UK free school meal allowances too low for healthy lunches, study finds

Free school meal allowances are not enough for students from lower-income backgrounds to buy healthy school lunches, research suggests.

The study, presented at the European Congress of Obesity (ECO), involved 42 pupils aged between 11 and 15 at seven schools across the UK.

The students were provided with a daily budget that was equivalent to the free school meal (FSM) allowance at their school, which was between £2.15 and £2.70. The pupils kept food diaries that detailed what they bought, the quality of the food and whether they felt full for the rest of the school day.

The researchers concluded that the allowance meant students were mainly restricted to meal deals, despite the fact that non-meal-deal items may have been healthier but more expensive.

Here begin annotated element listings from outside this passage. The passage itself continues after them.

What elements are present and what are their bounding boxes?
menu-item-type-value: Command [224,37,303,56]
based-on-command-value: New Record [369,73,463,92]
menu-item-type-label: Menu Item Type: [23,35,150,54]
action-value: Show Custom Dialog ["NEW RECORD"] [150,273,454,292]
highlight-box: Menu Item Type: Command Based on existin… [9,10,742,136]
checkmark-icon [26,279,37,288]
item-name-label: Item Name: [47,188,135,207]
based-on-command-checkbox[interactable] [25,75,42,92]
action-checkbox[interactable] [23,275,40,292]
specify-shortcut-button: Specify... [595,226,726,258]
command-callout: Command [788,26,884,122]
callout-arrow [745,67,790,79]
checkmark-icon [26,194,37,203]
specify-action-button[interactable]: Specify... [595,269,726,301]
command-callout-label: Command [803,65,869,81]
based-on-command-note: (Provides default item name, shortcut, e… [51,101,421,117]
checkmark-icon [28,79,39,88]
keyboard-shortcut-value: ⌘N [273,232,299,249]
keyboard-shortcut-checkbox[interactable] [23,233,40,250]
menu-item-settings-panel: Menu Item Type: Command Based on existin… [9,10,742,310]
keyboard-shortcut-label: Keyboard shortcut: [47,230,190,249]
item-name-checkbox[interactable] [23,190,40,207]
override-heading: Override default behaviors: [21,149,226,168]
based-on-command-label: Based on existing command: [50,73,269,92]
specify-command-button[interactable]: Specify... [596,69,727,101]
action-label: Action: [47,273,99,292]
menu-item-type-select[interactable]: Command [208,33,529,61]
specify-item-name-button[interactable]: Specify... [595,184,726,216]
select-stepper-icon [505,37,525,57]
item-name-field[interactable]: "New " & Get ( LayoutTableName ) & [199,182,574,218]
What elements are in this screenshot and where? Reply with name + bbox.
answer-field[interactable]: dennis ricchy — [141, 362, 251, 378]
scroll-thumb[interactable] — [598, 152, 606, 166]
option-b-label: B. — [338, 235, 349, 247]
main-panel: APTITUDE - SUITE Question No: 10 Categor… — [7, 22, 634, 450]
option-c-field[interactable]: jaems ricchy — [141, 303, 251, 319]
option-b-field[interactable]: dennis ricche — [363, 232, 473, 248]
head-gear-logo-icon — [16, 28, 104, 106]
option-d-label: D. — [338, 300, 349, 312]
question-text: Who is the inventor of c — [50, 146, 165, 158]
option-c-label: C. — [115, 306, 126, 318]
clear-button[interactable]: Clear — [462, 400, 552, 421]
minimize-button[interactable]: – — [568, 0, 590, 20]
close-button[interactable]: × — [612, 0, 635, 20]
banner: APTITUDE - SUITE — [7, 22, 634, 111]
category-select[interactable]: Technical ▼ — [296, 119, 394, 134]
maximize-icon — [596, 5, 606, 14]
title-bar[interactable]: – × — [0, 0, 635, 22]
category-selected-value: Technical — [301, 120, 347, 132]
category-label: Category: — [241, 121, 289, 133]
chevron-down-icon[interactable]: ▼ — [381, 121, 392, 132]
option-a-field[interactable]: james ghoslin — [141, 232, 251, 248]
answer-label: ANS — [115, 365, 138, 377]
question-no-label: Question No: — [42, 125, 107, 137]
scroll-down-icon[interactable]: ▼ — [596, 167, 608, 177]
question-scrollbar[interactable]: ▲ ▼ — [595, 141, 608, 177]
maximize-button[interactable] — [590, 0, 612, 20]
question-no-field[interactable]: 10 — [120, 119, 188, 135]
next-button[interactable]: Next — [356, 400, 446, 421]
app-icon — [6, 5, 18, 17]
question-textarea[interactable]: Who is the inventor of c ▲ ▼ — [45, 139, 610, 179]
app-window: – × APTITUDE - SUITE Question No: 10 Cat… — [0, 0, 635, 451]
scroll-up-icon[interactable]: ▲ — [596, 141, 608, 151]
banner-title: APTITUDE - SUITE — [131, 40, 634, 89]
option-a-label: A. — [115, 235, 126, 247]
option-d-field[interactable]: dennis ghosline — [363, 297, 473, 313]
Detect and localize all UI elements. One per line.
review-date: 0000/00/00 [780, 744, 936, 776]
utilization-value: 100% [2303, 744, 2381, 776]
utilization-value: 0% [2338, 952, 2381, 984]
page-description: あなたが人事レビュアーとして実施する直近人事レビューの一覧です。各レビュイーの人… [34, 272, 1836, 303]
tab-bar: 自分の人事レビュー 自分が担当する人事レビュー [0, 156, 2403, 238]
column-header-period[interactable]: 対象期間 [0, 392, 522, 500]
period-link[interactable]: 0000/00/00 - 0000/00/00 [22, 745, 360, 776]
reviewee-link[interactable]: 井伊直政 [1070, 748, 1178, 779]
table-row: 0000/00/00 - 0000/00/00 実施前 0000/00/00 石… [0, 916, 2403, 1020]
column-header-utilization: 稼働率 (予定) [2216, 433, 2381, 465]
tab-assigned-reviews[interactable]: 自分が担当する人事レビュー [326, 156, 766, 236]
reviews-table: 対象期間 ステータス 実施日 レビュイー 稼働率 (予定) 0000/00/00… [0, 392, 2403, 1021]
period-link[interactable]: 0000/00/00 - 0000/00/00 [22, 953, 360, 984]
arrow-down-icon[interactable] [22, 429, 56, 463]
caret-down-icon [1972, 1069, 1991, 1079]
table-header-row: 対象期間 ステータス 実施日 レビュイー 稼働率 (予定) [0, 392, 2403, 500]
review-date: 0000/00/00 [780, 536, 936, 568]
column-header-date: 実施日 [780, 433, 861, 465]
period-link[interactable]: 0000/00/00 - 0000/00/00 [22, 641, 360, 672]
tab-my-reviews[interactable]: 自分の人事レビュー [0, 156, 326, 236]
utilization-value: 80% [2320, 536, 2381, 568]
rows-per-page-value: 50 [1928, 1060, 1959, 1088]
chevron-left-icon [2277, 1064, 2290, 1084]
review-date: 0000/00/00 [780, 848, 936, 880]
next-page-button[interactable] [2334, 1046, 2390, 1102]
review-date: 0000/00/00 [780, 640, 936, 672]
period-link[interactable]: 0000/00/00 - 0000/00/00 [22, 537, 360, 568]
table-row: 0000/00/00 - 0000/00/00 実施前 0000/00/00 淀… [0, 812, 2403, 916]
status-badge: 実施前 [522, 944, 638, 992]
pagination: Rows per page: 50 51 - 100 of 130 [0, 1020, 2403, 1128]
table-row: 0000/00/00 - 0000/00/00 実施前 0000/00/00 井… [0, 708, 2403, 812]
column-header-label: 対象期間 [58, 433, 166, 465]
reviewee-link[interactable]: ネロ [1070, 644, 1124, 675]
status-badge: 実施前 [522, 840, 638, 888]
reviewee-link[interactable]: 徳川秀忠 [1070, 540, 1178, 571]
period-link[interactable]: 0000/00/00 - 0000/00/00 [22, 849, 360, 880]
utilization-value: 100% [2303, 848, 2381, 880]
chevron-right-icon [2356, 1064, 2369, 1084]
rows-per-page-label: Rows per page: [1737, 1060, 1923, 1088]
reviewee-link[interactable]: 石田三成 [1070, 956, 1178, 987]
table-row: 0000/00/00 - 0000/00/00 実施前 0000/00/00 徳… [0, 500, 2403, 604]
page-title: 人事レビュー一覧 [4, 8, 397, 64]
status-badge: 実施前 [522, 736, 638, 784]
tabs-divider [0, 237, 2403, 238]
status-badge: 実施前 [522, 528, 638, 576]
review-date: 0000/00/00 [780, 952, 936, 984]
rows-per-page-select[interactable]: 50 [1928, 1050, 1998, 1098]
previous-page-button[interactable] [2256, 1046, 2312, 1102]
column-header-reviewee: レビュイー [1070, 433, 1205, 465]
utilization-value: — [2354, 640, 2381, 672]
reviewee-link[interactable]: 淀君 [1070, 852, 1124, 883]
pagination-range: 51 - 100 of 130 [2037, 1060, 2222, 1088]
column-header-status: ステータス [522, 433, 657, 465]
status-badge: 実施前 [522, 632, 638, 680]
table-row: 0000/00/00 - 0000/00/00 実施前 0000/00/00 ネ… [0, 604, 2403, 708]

They also found that the students felt under pressure to make quick decisions that may not have been the healthiest due to the limited amount of time they had during their break, leading them to “grab and go”.

In most schools the students were not able to access their school meal allowance before lunch, meaning they were often hungry during the morning break.

The study also found there was a lack of fresh fruit, vegetables and salad available in schools, and that in four of the schools no fruit was bought by the students taking part in the study.

Dr Sundus Mahdi, of the University of York, said the findings showed that under the current FSM allowance the students were restricted to buying meal deals that were not necessarily the healthiest option.

“What we also found was that non-meal-deal items were generally more expensive but they can also be healthier, which is also very relevant in terms of what we are seeing now with the cost of living and inflation that healthier food just tends to be more expensive,” Mahdi said.

“Unfortunately, the portion sizes given to some pupils were not enough to sustain them during the school day. There was actually one participant that said that during the week they actually brought a packed lunch with them in addition to their free school meal allowance, because it just wasn’t filling them up.”

She said there was agreement among the researchers and participants that the FSM allowance needed to be increased so that students would be able “to buy a more filling meal and to not go hungry throughout the school day”.

The researchers also called for an amendment to the school food standard so that schools have to include two portions of vegetables with every meal.

Separate research by the Food Foundation suggests it is 45% more expensive for parents to provide their children with a healthy packed lunch compared with a less nutritious one.

Out of five supermarket chains, Aldi had the largest gap (77%) between the cost of a healthy and unhealthy packed lunch, at £10.08 and £5.68 respectively. Tesco had the smallest gap, at 9%, with the healthy option costing £8.56 compared to the unhealthy alternative at £7.82.

Prof Maria Bryant, the chief investigator, said: “We know that 30% of daily meal intake in primary schoolchildren happens during the school day, so it’s a substantial part of food intake. Poor meal choice often is a result of a lack of funding and often driven by contracts and procurement processes.”

About 1.9 million children are eligible for free schools meals in England. To be eligible, a household must earn less than £7,400 after tax and before benefits.